My current database consists of all Wikipedia articles containing the Persondata template. In time, this will become all items with the property P31 (instance of) - Q5 (human). This will be subject to analysis of results. Primary and secondary indexes are a proposed property for Wikidata, in the meantime this will be picked up from Wikipedias DEFAULTSORT.

Still alive is a flag that indicates that the person has died, although a death date may be unknown. Wikipedia has a living person category - the only equivalent on Wikidata appears to be an unspecified death date. Not sure at this stage if this is standardised.

Stage 1 - Look up all Q codes for existing database entries edit

Currently in progress. Running slowly as I analyse the results to see the quality of information. I find a lot of enwiki articles that are now redirects, these are corrected and put back in the work queue.

At the end of this stage, I will have a list of enwiki articles that are not represented on wikidata.

Update 25 January 2015 edit

1,188,131 records from Persondata - 686,279 (58%) checked so far - 1,790 not found on Wikidata

  • Current prediction: 3,099 Persondata records without a link to Wikidata

Stage 2 Extract birth/death from Wikidata edit

This is being worked on now. The intention is to extract dates from Wikidata into my personal database. Some validation will be done at this stage such as making sure the dates shows a reasonable life span.

+ Fields that correspond to Wikidata
Code Label Sample
P19 Place of birth London
P20 Place of death Norwich
P21 sex or gender female
P27 country of citizenship United Kingdom
P31 instance of human
P106 occupation politician
P569 date of birth 07 September 1533
P570 date of death 24 March 1603

Update 25 January 2015 edit

My software now grabs a block of random people from my database and extracts the fields I am interested in: Label, gender, nationality, date of birth, data of death and enwiki link. Up to now I have been doing small runs, discovering the nuances of Wikidata - eg records with multiple birth dates, twins!, "somevalue" entries. Today, I have run my first 1000 record update.

Out of 1000 records, I found 116 where my Persondata does not match.

  • 70 Date on Wikidata, not in Persondata
  • 28 Date on Persondata, not on Wikidata
  • 30 Dates that differ (some have different precision, some are just wrong)

I am concentrating on the question, should Persondata be copied to Wikidata. Of the 28 dates that would have been copied, only 25 were valid.
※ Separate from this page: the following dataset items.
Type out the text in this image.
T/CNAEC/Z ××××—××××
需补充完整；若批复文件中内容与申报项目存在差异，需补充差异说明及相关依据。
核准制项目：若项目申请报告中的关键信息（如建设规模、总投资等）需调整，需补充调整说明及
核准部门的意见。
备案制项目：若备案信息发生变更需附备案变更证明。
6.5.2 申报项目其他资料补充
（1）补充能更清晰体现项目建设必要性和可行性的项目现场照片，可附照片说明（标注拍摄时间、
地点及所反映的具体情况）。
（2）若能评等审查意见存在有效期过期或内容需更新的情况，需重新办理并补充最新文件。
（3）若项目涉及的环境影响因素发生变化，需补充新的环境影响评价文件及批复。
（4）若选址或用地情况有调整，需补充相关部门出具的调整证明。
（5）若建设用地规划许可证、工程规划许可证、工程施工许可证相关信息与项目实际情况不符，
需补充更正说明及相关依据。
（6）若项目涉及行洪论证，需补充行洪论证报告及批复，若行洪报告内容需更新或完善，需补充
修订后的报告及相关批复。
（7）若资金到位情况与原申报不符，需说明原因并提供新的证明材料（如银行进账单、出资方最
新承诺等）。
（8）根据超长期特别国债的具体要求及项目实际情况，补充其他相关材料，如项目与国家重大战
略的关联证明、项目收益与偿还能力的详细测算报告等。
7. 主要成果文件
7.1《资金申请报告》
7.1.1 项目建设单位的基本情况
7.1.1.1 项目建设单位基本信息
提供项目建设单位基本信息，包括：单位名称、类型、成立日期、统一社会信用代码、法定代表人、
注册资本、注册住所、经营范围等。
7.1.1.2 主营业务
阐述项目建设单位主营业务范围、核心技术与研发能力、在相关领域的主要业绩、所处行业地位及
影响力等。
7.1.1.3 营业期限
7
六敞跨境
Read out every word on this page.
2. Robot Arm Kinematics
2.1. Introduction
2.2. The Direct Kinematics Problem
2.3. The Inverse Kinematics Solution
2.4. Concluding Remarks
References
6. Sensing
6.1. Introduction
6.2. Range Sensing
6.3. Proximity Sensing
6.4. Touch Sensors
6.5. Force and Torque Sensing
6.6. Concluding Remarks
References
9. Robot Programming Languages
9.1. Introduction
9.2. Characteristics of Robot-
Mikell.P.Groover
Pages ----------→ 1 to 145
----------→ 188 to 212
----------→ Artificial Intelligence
Although it is a relatively small sample size, extrapolated up to the full database of 1187996 records, this gives 33264 records that could be copied, but it includes 3564 dodgy ones!

At the moment, I am validating only what I find on Wikidata, the list below are my current errors messages.

  • D001_Missing Instance of
  • D002_Instance of {0}, should be human
  • D003_No gender specified
  • D004_Gender of {0} expecting male or female
  • D005_No citizenship specified
  • D006_More than one citzenship found
  • D007_Multiple instances
  • D008_Missing {0} label
  • D009_Missing {0} description
  • D010_Multiple birth dates
  • D011_Multiple death dates
  • D012_Future birth
  • D013_Future death
  • D014_Date of birth too recent
  • D015_Lived to too great an age
  • D016_Age too young
  • D017_Too old for no death date
  • D018_Birth date after death date
  • W001_Unbalanced HTML comment found
  • W002_Article had no defaultsort
  • W003_Cannot extract defaultsort
  • W004_Unbalanced template brackets
  • W005_Unbalanced category brackets
  • W006_Birth category does not match
  • W007_Birth category found, no wikidata dob
  • W008_Death category does not match
  • W009_Death category fund, no wikidata dod
  • W010_Living people category on a dead person
  • W011_Living person without Living people category
  • W012_No birth year and no explanation
  • W013_No birth date and no explanation
  • W014_No death year and no explanation
  • W015_No death date and no explanation

Stage 3 edit

This will incorporate the validation from my proddata project. Wikidata will be compared against the information on the associated enwiki page. For example, mismatched categories will be flagged for investigation.

Once this stage is in operation and showing that wikidata may be relied upon, I will be happy to stop my objection to the removal of Persondata. Although with my experience in security printing, using overt and covert anti-copy techniques, having hidden birth/death details is a way to catch vandalism.

Stage 4 edit

Probably expand into using other language wikipediae.